I hope you've retired now. But not retired-retired. I hope you're still committing to a life of service. I don't know what kind of impact one person can truly make, and I'm a little confused about where I can slot in to contribute to systemic change, but I hope at 70, you feel like you've found that place. I'm sure there's still lots more work to do. The average life expectancy of a woman in Australia is around 85, so thankfully you still have 15 more years. A lot can be done in that time I should think. 
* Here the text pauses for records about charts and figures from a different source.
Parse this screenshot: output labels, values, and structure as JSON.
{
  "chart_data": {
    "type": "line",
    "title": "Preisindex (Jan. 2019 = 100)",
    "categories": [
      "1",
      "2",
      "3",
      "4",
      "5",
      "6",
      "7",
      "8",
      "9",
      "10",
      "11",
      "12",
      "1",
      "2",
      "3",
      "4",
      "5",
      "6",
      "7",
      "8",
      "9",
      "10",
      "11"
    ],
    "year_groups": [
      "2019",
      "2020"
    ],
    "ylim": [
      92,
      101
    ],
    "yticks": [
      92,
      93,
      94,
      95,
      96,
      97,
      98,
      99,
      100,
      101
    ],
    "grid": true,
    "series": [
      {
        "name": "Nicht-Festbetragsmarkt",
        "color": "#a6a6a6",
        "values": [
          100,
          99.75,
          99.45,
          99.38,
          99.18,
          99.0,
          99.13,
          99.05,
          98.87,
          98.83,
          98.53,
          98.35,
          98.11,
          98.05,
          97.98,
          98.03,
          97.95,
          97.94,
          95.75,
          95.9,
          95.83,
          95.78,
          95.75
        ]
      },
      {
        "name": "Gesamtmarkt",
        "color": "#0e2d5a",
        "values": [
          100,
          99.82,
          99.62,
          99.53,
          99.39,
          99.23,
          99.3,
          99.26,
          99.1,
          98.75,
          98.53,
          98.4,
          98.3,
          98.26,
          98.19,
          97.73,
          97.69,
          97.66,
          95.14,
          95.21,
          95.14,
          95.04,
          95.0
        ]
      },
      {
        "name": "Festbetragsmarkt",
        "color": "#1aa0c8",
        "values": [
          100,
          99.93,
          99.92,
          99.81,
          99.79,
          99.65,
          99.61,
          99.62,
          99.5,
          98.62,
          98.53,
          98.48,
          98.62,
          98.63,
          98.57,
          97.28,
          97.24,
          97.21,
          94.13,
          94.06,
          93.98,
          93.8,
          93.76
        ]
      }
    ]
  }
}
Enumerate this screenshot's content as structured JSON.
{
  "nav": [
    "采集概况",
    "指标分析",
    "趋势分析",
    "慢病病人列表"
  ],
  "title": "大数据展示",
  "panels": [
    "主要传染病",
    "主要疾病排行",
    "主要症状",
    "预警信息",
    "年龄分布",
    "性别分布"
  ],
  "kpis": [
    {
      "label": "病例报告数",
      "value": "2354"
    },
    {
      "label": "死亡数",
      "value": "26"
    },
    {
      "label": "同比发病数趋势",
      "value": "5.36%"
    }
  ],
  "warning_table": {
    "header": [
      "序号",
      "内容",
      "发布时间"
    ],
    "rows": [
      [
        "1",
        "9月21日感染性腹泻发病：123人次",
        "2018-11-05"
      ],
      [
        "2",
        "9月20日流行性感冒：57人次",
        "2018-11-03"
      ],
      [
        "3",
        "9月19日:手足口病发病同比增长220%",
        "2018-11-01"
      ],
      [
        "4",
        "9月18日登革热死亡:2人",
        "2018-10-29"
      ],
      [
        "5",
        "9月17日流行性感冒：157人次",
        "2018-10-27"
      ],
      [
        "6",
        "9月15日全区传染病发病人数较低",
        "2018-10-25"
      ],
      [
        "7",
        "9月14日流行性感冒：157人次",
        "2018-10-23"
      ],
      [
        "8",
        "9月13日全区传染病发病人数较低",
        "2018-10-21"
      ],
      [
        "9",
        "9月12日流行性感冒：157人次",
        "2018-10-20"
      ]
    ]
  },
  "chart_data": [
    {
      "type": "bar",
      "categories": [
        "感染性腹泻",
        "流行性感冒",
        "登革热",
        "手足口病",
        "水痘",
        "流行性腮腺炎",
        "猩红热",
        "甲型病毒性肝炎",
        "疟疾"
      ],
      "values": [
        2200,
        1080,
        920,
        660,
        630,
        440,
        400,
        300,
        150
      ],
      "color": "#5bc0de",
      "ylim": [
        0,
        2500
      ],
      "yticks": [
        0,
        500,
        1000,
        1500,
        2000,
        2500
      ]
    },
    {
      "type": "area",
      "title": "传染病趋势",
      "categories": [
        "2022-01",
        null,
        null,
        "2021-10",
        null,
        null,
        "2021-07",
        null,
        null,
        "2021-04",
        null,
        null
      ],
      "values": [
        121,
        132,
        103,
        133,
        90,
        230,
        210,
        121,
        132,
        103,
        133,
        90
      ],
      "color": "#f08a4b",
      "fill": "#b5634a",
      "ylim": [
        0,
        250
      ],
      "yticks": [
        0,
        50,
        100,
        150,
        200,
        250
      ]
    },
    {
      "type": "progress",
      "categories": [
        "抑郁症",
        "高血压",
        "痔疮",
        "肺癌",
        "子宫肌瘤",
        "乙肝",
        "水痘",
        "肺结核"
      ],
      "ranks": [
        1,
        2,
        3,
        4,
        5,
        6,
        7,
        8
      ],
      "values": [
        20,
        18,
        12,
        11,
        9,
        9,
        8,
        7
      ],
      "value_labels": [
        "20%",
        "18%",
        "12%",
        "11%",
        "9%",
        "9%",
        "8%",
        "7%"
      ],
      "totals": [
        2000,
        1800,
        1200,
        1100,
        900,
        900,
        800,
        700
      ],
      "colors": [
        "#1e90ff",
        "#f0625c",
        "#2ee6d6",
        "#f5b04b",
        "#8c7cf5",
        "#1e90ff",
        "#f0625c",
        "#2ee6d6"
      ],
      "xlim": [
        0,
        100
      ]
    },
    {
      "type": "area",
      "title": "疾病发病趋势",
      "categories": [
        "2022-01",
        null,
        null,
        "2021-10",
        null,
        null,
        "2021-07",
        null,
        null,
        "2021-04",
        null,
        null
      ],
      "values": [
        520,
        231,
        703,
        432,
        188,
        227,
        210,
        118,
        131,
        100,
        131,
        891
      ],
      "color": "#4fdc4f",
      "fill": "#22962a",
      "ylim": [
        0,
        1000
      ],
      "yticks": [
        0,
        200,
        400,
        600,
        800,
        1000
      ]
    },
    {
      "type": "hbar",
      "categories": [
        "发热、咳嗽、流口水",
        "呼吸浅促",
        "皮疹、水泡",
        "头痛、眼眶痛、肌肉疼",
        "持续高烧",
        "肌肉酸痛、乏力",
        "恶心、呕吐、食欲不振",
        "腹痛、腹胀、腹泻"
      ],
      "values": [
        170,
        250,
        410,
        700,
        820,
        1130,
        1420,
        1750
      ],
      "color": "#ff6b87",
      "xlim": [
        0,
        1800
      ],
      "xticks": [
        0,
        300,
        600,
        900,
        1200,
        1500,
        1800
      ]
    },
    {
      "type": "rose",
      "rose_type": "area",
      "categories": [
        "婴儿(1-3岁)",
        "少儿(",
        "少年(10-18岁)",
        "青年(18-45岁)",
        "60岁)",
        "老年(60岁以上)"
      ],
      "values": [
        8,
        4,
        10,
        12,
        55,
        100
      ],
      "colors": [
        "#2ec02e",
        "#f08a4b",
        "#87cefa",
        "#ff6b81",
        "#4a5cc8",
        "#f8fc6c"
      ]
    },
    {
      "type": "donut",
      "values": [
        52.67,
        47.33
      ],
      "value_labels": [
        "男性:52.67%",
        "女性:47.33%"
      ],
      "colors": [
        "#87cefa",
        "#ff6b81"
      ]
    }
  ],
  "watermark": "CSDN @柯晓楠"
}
There are some things I pray you remember. I hope you're sitting back in a cane chair on a balcony somewhere sunny and you close your eyes and think about them for a while. Maybe roll yourself a joint. Marijuana isn't legal yet, but it will be in 2065. If not, you know what to do. 

Remember this? Sitting by Bellambi pools at sundown with your housemates sinking tinnies and watching the cockatoos perch on the fences of the housing commission blocks in your cul-de-sac. The taste of Mum’s chocolate cookies with the coloured sprinkles on top. The sound of Dad’s laughter after he’d say something that definitely wasn’t as funny as he thought it was. Your first teethy kiss in the church storeroom. Gloria playing the piano in the morning before school. Running through the ocean in the nude in the middle of the day with long lost lovers you recall only by their profession or by the weird inanimate object that lived on the dashboard of their car. The feeling of the wind on your body when you rode your motorbike through Wollongong naked. Camping on the beach in Italy. Hiking in Borneo. Smoking on the balcony in Sri Lanka. Climbing up the ladder above the peach trees and the fog in Araluen valley as the sun rose. The first time you heard ‘Fly’ by Ludovico Einaudi.

I hope you can think of a thousand more beautiful moments. I hope you've written them all down somewhere, so you can hand them over to a little one in your life. I hope you've maintained the belief that a mortgage and a career won't make you happy, that it's the combination of moments of love that make you the richest person alive.